Despite Minister of Education Jerome Fitzgerald’s assurance that Stephen Dillet Primary School was cleared by the Ministry of the Environment to reopen yesterday, the school was forced to close its doors as teachers staged a sit-in over “persisting” health concerns.

Uriah McPhee Primary School was also closed yesterday despite assurances by the minister on Monday that it would be open. Outside the Churchill Building Tuesday, Fitzgerald indicated that a decision was made not to resume classes at that school after environmental health officials said they were not satisfied all mold had been removed.

When The Nassau Guardian arrived at Stephen Dillet yesterday morning, students were being turned away at the gate, and parents who had dropped off their children were called back to the school to collect them.

But Fitzgerald said students and teachers should be in the classroom.

“I am not aware of any other concerns. I called this morning and they told me the kids had reported and the teachers had reported,” Fitzgerald said.

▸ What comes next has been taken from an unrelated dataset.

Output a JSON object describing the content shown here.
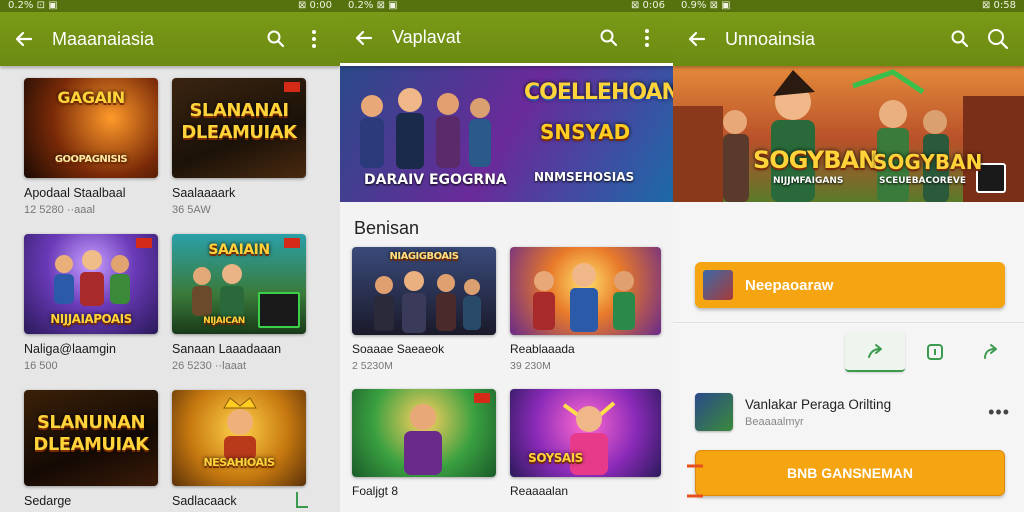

Bahamas Union of Teachers (BUT) President Belinda Wilson told reporters outside Stephen Dillet yesterday that mold, malfunctioning air conditioning units and a lack of running water at the school remained unresolved concerns.

“They are telling the teachers, ‘Go into the school and teach.’ But teachers will not be teaching because…the air conditioning technicians are still here working, the vents are still filthy, the air is still thick and on top of that there is no water in the school,” Wilson said.

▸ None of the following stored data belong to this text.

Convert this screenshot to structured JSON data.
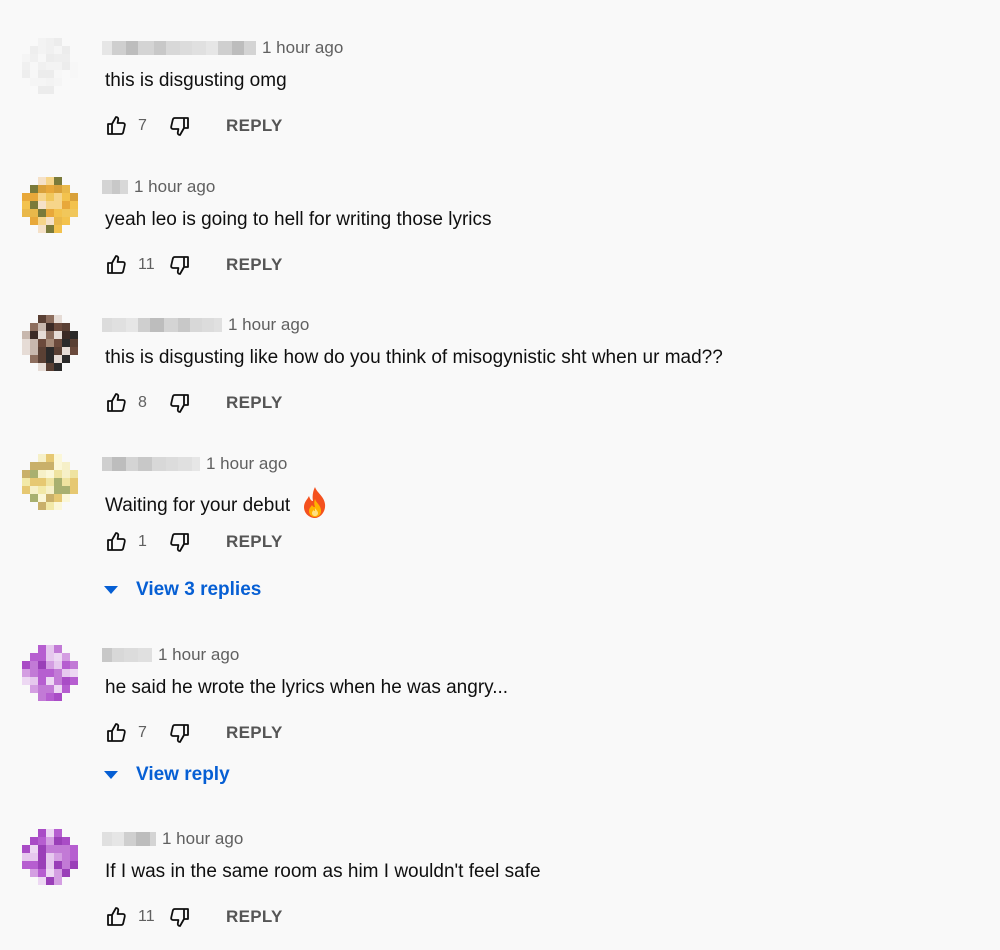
{
  "colors": {
    "background": "#f9f9f9",
    "link": "#065fd4",
    "secondary_text": "#606060"
  },
  "comments": [
    {
      "time": "1 hour ago",
      "text": "this is disgusting omg",
      "likes": "7",
      "reply_label": "REPLY",
      "has_emoji": false,
      "view_replies": ""
    },
    {
      "time": "1 hour ago",
      "text": "yeah leo is going to hell for writing those lyrics",
      "likes": "11",
      "reply_label": "REPLY",
      "has_emoji": false,
      "view_replies": ""
    },
    {
      "time": "1 hour ago",
      "text": "this is disgusting like how do you think of misogynistic sht when ur mad??",
      "likes": "8",
      "reply_label": "REPLY",
      "has_emoji": false,
      "view_replies": ""
    },
    {
      "time": "1 hour ago",
      "text": "Waiting for your debut",
      "likes": "1",
      "reply_label": "REPLY",
      "has_emoji": true,
      "emoji_icon": "fire-icon",
      "view_replies": "View 3 replies"
    },
    {
      "time": "1 hour ago",
      "text": "he said he wrote the lyrics when he was angry...",
      "likes": "7",
      "reply_label": "REPLY",
      "has_emoji": false,
      "view_replies": "View reply"
    },
    {
      "time": "1 hour ago",
      "text": "If I was in the same room as him I wouldn't feel safe",
      "likes": "11",
      "reply_label": "REPLY",
      "has_emoji": false,
      "view_replies": ""
    }
  ]
}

“How can you work? How can you teach? And how can children learn if the environment is not conducive? And for God’s sake parents, come and see about your children.

“It always has to be as if the union is embattled with the employer. Your children are in here also.”

Fitzgerald said he was not aware of the concerns Wilson raised.

“As I said, we are very concerned about any issues that would impact the health of teachers or students,” he said.

“The union does not have any more concern for students than we do at the Ministry of Education.”

Fitzgerald said he hopes Uriah McPhee will be able to open today.

Though he acknowledged the loss of classroom time, Fitzgerald said education officials are focused on ensuring that teachers and students return to a safe environment

Asked whether teachers who staged a sit-in at Stephen Dillet yesterday should expect disciplinary action, Fitzgerald said, “I don’t want to get into that.”

“I am unaware that they have another reason for sitting out, and I am not sure what that is so I don’t want to comment on that until I get all the facts,” he said.

Wilson added that the union sent a list of concerns to the Ministry of Education on Monday night, and is prepared to sit down and discuss possible solutions, but teachers will not return to the classroom until those issues are resolved.

The cost of repairs at both schools is expected to exceed $130,000, according to education officials.